Шрифт:
Интервал:
Закладка:
И ничего не нашел!
На кухне, в туалете, в коридоре, ванной — всюду — где она сама от него прятала себя, исчезнув, исчезая.
Кажется, он не переворошил только комнату матери — и свою, в которой пролежал до вечера на диване у телевизора.
Саша уже не рыдала. Она смеялась над ним, смеялась ему в лицо, с болью и злостью показывая свое торжество, свою радость!
Но как будто от кого-то, кто невидимо и властно ткнул именно туда, куда бы сам не подумал, он получил то, что хотел, когда успокоился, когда взял себя в руки… И пришел в бешенство!
Взмах — и бутылка полетела в стену. Разбилась и разлетелась по кухне, оставив на стене влажное вонючее пятно. Чудилось, эта вонь, от которой мутило, растеклась тут же по дому, как эфир. Она еще нашла силы, они к ней вернулись — и ворвалась сама на кухню. Увидев, что он сделал, с хохотом бросилась босыми ногами на осколки — но не смогла, не поранилась, потому что, опомнившись, он успел подхватить и утащил обратно в комнату, кинув на диван.
“Ненавижу!”.
Кричала — и билась, рвалась — а он, даже не давая подняться, легко, движением одним, отбрасывал на диван, чувствуя себя отчего-то и мужем, и отцом: и палачом.

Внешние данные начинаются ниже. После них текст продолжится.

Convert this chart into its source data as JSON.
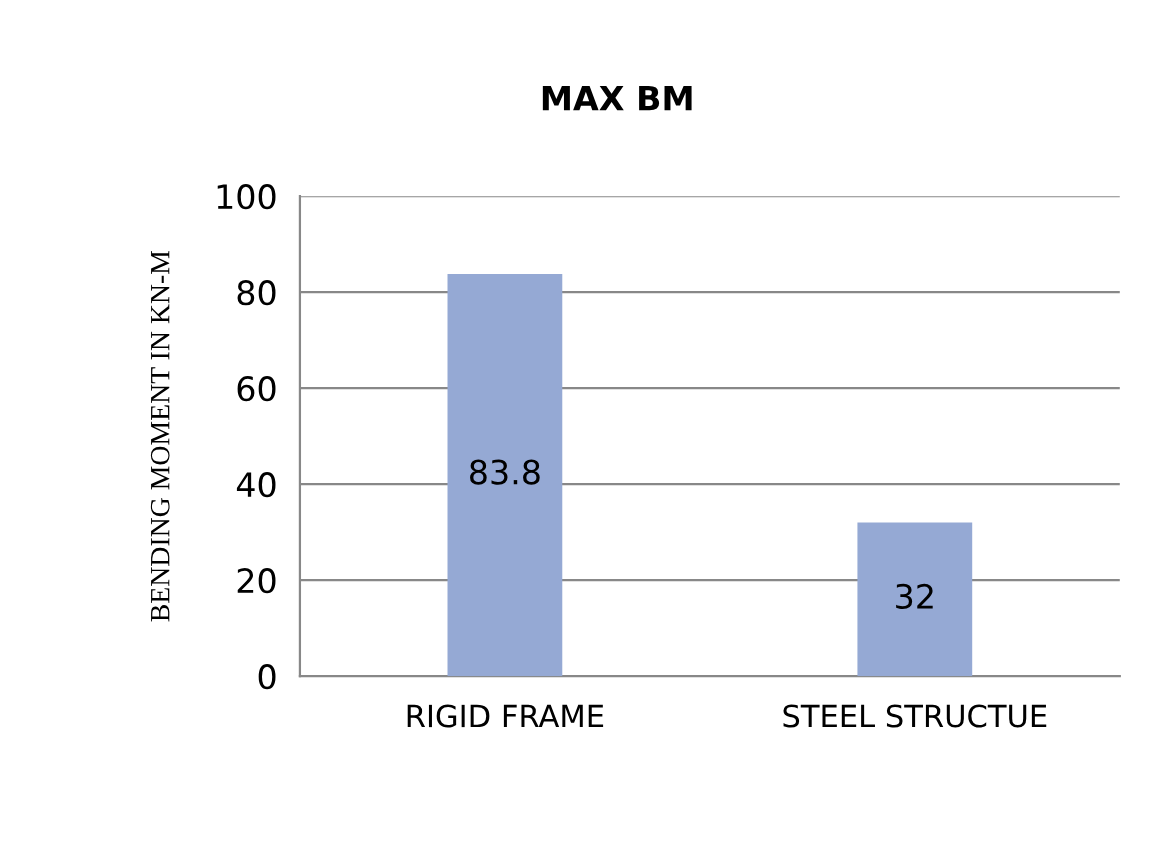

Ей нельзя было позволить вырваться.
Выкрикивая уже что-то беспомощное ему в лицо, Саша наконец сдалась — и, только утихнув, закрыв глаза, лишилась памяти, чувств, жизни, застыв в опустошенной отвратительной позе, как убитая.
Он подождал — потом, на кухне, прилежно подмел опасный пол, убрав бутылочные осколки.

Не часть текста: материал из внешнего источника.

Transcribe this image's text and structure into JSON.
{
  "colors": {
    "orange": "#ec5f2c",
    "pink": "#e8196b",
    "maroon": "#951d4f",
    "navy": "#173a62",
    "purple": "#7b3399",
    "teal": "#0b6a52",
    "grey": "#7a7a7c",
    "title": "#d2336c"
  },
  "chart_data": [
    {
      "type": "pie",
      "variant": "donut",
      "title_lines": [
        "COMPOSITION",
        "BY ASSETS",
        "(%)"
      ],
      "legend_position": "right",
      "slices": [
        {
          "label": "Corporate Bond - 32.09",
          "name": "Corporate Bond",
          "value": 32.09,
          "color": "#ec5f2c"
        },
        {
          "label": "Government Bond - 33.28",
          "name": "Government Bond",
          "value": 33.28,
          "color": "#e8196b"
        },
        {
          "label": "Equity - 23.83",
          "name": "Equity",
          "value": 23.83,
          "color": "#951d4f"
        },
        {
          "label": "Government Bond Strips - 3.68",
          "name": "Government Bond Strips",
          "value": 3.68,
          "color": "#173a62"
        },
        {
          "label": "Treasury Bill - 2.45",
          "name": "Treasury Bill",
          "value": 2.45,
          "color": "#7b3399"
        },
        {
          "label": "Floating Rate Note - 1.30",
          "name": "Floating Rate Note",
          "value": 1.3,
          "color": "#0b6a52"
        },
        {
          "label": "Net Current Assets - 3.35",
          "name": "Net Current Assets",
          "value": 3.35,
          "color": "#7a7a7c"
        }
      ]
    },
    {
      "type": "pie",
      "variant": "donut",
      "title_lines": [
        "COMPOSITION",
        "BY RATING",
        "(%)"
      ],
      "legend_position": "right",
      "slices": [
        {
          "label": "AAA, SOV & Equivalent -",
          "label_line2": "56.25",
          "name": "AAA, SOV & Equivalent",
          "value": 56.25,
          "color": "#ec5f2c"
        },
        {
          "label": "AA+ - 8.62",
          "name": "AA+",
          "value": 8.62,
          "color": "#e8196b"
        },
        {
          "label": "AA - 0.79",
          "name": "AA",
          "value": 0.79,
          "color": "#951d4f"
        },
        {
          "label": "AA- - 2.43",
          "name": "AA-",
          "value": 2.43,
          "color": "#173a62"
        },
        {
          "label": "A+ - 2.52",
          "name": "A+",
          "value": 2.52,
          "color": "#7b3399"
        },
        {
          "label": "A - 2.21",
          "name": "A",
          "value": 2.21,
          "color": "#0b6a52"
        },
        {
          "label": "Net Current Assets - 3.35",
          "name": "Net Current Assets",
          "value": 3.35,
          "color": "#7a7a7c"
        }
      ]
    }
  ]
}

Мать весь день не выходила — радио в ее комнате молчало.
Он вспомнил и подумал о ней только потому, что поразила эта тишина: молчание во всей квартире.
Кинул себе подушку и плед на пол, лег, прислушиваясь, как жена то храпела, то, судорожно глотнув воздух, спокойно и глубоко дышала. Почувствовав, что воцарился покой, отчего-то возле него, на полу, приютился в темноте кот — и тихонько, благодарно урчал, будто на краешке чужой, теплой и мягкой подстилки.
Одна жизнь кончилась, ничего не получилось, все развалилось… Новая, новую… Но как это возможно: все изменить. Родишься заново? Притворишься, что умер, но вот вдруг — воскрес! Да что это такое, что это — “новая жизнь”?
Всю свою сознательную жизнь он лишь чего-то мучительно ждал. Ждал. Как ждал, что у жизни его возникнет сама собой притягательная цель, смысл. Как ждал славы и денег от своих картин. Как ждал похвалы от Карандаша. Как ждал любви, хоть какой-то, к себе, нежности хоть чьей-то. Как ждал, что у них родится ребенок. Как ждал умершего отца…
Вдруг осознал: она выкрикивала это свое “ненавижу”, как выкрикнул бы и он сам всей этой жизни… “Я не живу, я жду, жду, жду… Страшно, как страшно жить!”.
Лежал в грузном горизонтальном положении — покойника — а, лишь закрыв глаза, увидел старуху… Вспомнил: когда не стало отца, кто бы ни пришел в дом или куда бы ни повели его, мальчика, попадал в сомкнутое кольцо взрослых людей, похожих серьезностью на судей. Больше никто не заискивал — и он уже не говорил со взрослыми играя, бездумно. Молчал. Если задавали вопросы, отвечал какую-нибудь неправду, только и чувствуя, что делает это назло. Это было страшно. Но что-то помогало преодолеть страх. Все смотрели на него — смотрели, смотрели… Все они. Как будто был за что-то кем-то наказан… Все. И теперь — она.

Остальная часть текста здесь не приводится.